The biggest battle comes down to a difference of definition. Textbooks define growth stocks as those firms whose earnings are expected to continue growing at an above-average rate relative to the broad market or sector. Usually, investors are willing to pay up for earnings growth, and growth stocks, for the most part, have price-earnings metrics in the double digits. The name of the game for growth stock investors is capital gains. Most growth firms plow their cash flows back into retained earnings to fund future growth to justify their potentially sky high P/Es.

Value stocks, on the other hand, are those that tend to trade at a lower price relative to their fundamentals. Those fundamentals can be anything from earnings, sales, and book value, or some combination of metrics. Value stocks for the most part have good fundamentals.
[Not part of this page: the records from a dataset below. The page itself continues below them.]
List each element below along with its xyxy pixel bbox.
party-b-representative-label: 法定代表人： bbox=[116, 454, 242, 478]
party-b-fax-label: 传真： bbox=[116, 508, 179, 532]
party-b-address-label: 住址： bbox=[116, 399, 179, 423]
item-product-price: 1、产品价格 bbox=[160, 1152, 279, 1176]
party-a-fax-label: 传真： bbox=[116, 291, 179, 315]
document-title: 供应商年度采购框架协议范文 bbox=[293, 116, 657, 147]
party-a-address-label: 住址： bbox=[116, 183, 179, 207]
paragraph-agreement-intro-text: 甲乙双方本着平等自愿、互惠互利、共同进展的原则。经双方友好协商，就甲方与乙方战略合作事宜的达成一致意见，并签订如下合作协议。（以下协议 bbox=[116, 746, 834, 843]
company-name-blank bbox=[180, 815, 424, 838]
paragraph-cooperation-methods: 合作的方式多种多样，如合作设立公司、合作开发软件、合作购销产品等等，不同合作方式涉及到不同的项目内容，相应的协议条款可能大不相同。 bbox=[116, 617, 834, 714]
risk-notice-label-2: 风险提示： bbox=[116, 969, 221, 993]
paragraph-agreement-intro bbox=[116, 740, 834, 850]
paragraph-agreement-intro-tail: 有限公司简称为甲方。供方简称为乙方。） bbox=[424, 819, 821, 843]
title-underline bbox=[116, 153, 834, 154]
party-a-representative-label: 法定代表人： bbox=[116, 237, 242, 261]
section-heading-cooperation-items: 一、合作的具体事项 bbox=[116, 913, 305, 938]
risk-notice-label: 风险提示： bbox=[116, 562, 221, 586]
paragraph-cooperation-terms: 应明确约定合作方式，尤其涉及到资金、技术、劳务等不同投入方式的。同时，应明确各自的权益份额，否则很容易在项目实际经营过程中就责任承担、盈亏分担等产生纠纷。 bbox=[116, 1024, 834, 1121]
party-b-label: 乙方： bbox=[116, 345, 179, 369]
However, they may have fallen out of favor in the market and are considered bargain priced compared to their competitors.

And while it seems like there are plenty of periods when growth is king — say in a five-year-old bull market after one of the worst recessions of all time — it’s actually a terrible system for stock investors. Truth be told, boring value trumps sexier growth over the long haul.

According studies conducted by Research Affiliates, since the 1930s value has outperformed growth in four out of five decades. The only time this wasn’t true was during the go-go 1990s and the Internet/tech boom. And we all know how that turned out for JDSU or Nortel and their triple digit P/Es. This echoes the 1992 publication The Cross-Section of Expected Stock Returns by economists Fama and French.

The outperformance can be staggering. The chart below is a look at the iShares Core U.S. Value ETF (IUSV) and iShares Core U.S. Growth ETF (IUSG). Each tracks the value or growth stocks of the broad Russell 3000 Index, respectively.

IUSV v. IUSG Chart

But Why?

The value premium is explained by analysts and researchers in a number of ways. The simplest explanation is that investors are an overzealous bunch and we all think we know who the next Google (GOOG) or Apple (AAPL ) is going to be. We tend to overpay for that belief early on in a stock’s growth story, and when we realize that Dr.KOOP.com isn’t going be it, we run for the hills as fast as we can.

Another explanation for the value premium is dividends.

Research Affiliates estimates that once enthusiasm for a growth story is lost and the market bails, most growth stocks are ready to begin handing out their cash as dividends. Value investors basically step in at just the right time to snag these future cash payouts. That’s because P/Es, price-book ratios, price-sales, and other metrics have fallen back to earth enough for value investors and value indexes to consider them.

Work by RA’s commander in chief Rob Arnott showed that dividends are the key driver for stock market returns. Looking at 200-year total return from 1802 to 2002, Arnott found that U.S. stocks would have returned an average of 7.9% a year, of which 5% came from dividends. The vast bulk of returns over the long haul has come from redistributed cash.

The Key for You and Me

So value and dividends are almost one and the same. They have a unique relationship in which one leads to the other’s outperformance. The key for income seekers and their portfolios is simply to focus on the one metric, value. The dividends will follow.

Perhaps more importantly, over the longer haul the combo of the two will crush growth stocks and will lead to higher total returns. It’s the secret to investing success that we should all follow.